Une fois le soleil couché, nous rejoignons notre amie Elodie alias Micheline. C’est son avant dernier jour au Laos et après ces belles semaines à se suivre, nous allons bientôt la voir partir. Grande fan de massage, elle a déjà repéré un salon discret et les deux Elodie s’en vont faire une virée détente sous les mains des laotiennes expertes.

Nous sommes les deux seules blanches du salon et on nous regarde les yeux ronds en se demandant sûrement pourquoi on ne s’est pas arrêtées aux massages des pieds de la rue principale. Mais nous sommes là pour passer un bon moment entre Michelines et nous avons hâte de nous faire manipuler. L’endroit est douillé, très aéré avec des rideaux qui volent au vent, ça sent bon les huiles essentielles et tout le monde a l’air heureux. On nous fait des grands sourires et nous nous installons côte à côte sur deux tables moelleuses. Les masseuses sont très pros, et l’heure passe bien trop vite. Micka est arrivé entre temps pour nous attendre et il s’est fait installer avec un petit thé. On sort de nos cabines, béates, prêtes à aller manger et … dormir !

Astuce détente : Lemongrass, sauna & traditional massage est un salon de massage très prisé des locaux, dans une rue reculée et quasi cachée. Implanté dans une maison traditionnelle en bois magnifique avec une ambiance intimiste, la magie ne peut qu’opérer. Une heure de massage nuque/dos coûte 80 000 kips.

Chapitre 2 : Corruption, UXO &Utopia

À Luang Prabang, il est possible d’étendre son visa laotien. Nous allons donc au poste d’immigration pour faire une extension de 10 jours car nous voulons continuer à explorer le Nord du pays et rejoindre le Vietnam en même temps que notre amie qui vient nous rendre visite pendant ses vacances de fin d’année.

Nous savons qu’il faut payer 20 000 kips/personne/jour supplémentaire. Nous avons donc notre passeport et de l’argent.

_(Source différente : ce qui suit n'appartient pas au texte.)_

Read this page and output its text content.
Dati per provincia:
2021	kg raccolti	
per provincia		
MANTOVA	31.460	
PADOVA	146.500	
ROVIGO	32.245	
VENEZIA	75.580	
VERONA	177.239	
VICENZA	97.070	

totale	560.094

Par contre, nous avons oublié nos photos d’identités. La dame se jette sur l’occasion pour nous proposer une photo/pers à 50 000 kips (5€), un prix hallucinant. Nous lui disons que nous ne sommes pas loin (faux) et Micka court chercher nos photos. Il arrive et elle dit « Aah mais j’ai oublié de vous dire que c’est 2 photos/personne ». Micka avait déjà flairé l’arnaque et a pris tout notre lot de photos au cas où.

Puis une fois tout rempli, nous nous apprêtons à payer la somme que nous avions calculé. Cependant, la dame nous sort une facture avec 25 000kips/pers supplémentaires. Nous lui demandons une explication et elle nous parle de « frais de gestion » dont il n’était pas question, inscrits nulle part sur les panneaux ni même évoqués par les blogs de gens ayant déjà fait la démarche. On reste un peu cons mais on règle le total comme demandé… À la réception de notre passeport, le duplicata de la facture n’évoque pas du tout les frais de gestion, qui ont dû disparaitre dans la poche de notre chère dame.

Conclusion, nous ne pensions pas qu’au cœur de la ville, au sein des quartiers de la police on puisse trouver une corruption aussi banalisée que celle que l’on vient de voir passer sous nos yeux, nous qui pensions affronter uniquement cela aux frontières. Au moins en Amérique du Sud on ne nous embêtait pas avec ça !

Astuce extension : Apporter son passeport que l’on devra laisser sur place entre 2 et 4 jours. Ne pas oublier son argent et des photos d’identités. Compter 20 000kips/pers/jour supplémentaire. Nulle part il était évoqué les 25 000 kips/pers de frais de gestion mais on n’est jamais à l’abri de rien.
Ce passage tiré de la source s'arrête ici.